ARTICLE 19 has recently intervened in two important cases at the European Court of Human Rights which present opportunities to advance the protection of freedom of expression in the digital age.
Freedom of expression and anonymity
ARTICLE 19, with Privacy International, intervened in Patrick and Jonas Breyer vs Germany. The case concerns the application of a German law which imposes a legal obligation on telecommunication providers to store personal details of all their customers, even if such details are not necessary for billing purposes or other contractual reasons.
As a result of this law, two applicants argue that their personal data, as users of pre-paid (“pay as you go”) mobile phone SIM cards, is stored by their respective service provider, and they are therefore not able to communicate anonymously via mobile phone.
We argue that anonymity is one of the essential tools available to individuals to mitigate or avert unlawful interferences with their rights to privacy and free expression. Anonymity has long been a means by which individuals could freely enjoy their right to impart and receive information, free from State control. However, the capacity to communicate anonymously is significantly eroded by the growing demand (and legal requirements) that individuals identify themselves. In the context of modern telecommunications, such requirements raise additional concerns when they are imposed by governments on telecommunication companies, particularly if such imposition is indiscriminate and requires the storing of data that is not necessary for business purposes.
The human rights implications of online anonymity, including the anonymity of subscribers of telecommunication services, are receiving increased attention from international human rights experts, most notably the UN Special Rapporteur on the right to freedom of expression. Similarly, the lawfulness and necessity of imposing blanket, indiscriminate requirements on companies to store personal data of individual subscribers beyond what is necessary for billing purposes has been questioned.

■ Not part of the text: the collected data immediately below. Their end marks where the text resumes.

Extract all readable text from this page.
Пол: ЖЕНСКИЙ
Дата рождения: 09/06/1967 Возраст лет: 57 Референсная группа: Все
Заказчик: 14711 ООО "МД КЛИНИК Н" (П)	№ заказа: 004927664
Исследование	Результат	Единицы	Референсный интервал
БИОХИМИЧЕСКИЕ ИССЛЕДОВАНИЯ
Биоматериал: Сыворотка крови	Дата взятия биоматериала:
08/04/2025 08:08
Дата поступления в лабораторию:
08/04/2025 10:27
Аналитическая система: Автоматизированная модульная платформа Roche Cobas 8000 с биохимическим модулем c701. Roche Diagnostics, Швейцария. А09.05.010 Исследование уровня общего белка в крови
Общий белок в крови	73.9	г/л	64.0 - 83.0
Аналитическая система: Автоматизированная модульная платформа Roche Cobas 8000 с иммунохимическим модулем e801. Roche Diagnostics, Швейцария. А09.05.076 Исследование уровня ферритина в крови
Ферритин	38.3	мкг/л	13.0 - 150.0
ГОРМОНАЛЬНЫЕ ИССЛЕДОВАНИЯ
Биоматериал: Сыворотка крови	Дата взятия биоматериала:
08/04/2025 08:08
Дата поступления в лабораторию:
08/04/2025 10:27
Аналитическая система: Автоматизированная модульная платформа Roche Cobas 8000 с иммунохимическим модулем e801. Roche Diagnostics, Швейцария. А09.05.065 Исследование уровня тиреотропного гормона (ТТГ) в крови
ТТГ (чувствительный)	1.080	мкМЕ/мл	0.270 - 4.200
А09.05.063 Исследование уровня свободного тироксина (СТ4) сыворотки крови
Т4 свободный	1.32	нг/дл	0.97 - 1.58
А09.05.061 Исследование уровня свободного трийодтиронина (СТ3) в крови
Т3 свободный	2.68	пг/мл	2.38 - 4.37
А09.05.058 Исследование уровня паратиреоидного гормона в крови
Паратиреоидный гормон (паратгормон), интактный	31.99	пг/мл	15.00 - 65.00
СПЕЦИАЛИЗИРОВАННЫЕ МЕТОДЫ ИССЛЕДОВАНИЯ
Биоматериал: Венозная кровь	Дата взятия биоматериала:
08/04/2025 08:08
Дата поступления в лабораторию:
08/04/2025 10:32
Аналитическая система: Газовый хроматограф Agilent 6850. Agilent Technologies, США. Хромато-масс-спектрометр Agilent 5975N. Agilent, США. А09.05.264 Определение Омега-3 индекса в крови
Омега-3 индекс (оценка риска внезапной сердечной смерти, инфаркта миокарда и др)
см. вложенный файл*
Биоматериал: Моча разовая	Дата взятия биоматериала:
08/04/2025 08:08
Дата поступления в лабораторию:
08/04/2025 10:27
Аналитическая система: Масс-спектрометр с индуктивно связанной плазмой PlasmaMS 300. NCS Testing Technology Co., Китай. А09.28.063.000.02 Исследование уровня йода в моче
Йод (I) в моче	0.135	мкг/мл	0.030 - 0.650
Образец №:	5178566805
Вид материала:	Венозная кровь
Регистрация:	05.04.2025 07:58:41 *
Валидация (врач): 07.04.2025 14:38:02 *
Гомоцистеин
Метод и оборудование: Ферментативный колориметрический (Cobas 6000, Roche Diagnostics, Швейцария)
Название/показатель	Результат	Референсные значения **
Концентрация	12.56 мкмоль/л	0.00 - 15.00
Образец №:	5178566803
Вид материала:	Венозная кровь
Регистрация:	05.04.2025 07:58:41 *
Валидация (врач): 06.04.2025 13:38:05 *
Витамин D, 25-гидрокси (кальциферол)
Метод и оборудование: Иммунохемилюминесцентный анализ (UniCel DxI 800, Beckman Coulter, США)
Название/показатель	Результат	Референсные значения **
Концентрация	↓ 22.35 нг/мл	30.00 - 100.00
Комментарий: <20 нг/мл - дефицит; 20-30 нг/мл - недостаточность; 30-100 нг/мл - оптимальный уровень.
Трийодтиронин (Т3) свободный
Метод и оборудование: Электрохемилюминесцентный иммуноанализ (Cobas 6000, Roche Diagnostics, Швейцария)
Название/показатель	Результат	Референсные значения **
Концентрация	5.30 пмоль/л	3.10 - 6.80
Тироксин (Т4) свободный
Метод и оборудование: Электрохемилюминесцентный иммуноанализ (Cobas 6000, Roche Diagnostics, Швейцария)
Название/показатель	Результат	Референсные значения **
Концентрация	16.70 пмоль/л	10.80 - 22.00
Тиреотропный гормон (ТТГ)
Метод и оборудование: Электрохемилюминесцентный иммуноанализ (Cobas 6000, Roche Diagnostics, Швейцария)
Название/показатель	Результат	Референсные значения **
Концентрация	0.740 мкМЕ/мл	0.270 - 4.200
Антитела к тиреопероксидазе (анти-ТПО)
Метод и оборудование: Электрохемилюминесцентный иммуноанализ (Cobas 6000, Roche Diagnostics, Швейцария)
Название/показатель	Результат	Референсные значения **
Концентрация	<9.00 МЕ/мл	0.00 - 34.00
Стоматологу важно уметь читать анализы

Hence, ARTICLE 19 argues that the blanket retention of identifying information, under laws like the German law in question, makes anonymity impossible at a foundational level—individuals know that their identities can be linked to their communications at the government’s request. Individuals are therefore less likely to express controversial ideas that challenge the status quo and effect change. These interferences with individuals’ privacy and freedom of expression considerably restrict the way that we communicate. Such measures are difficult to justify in a democratic state that is founded on the bedrock of privacy and freedom of expression.
Injunctions against publications
Jointly with Media Legal Defence Initiative, Platform for Independent Journalism, Index on Censorship, Media Law Resource Center and Reporters Committee for Freedom of the Press – ARTICLE 19 also intervened in the case Akdeniz, Altiparmak and Güven vs Turkey. The case concerns a judicial order amounting to an absolute prohibition against everyone (contra mundum) of publication of certain information in certain forms anywhere in the world. The original injunction in Turkey was issued to prevent publication in the print, audio-visual and online media of certain information relating to a Parliamentary investigation into corruption in Turkey. Its purpose was, reportedly, to “prevent damage to the individual rights” of the four ex-ministers as well as to “protect their reputations”.
The case raises the important issue of how the European Court is to approach the definition of “victim status” when considering injunctions against the world or persons unknown. Such injunctions by their very nature impact on everyone and, as such, represent an interference with all individuals right to freedom of expression. If not everyone, at least a very wide spectrum of individuals – such as NGOs or academics – are therefore ‘directly affected’ by such an injunction against the world. In the digital age there is likely to be a growth of orders amounting to similar injunctions on publication on the basis of libel, privacy and/or harassment, as it can be more difficult to know who is or will be responsible for disseminating certain information, particularly online.
In the intervention, we argue that injunction contra mundum severely restrict the right to receive and impart information In such exceptional circumstances, the approach taken by the European Court to the question of who is a “victim” of violations of freedom of expression must be as wide and as flexible as the particular circumstances of the case dictate in order to ensure the practical and effective fulfilment of human rights. In the exceptional circumstances of injunctions that prohibit the disclosure of information to the world at large, a broad and flexible interpretation as outlined above would not amount to a relaxation on the rule against speculative or abstract applications, but is necessary to allow the European Court to carry out its task of examining potentially serious violations of the European Convention.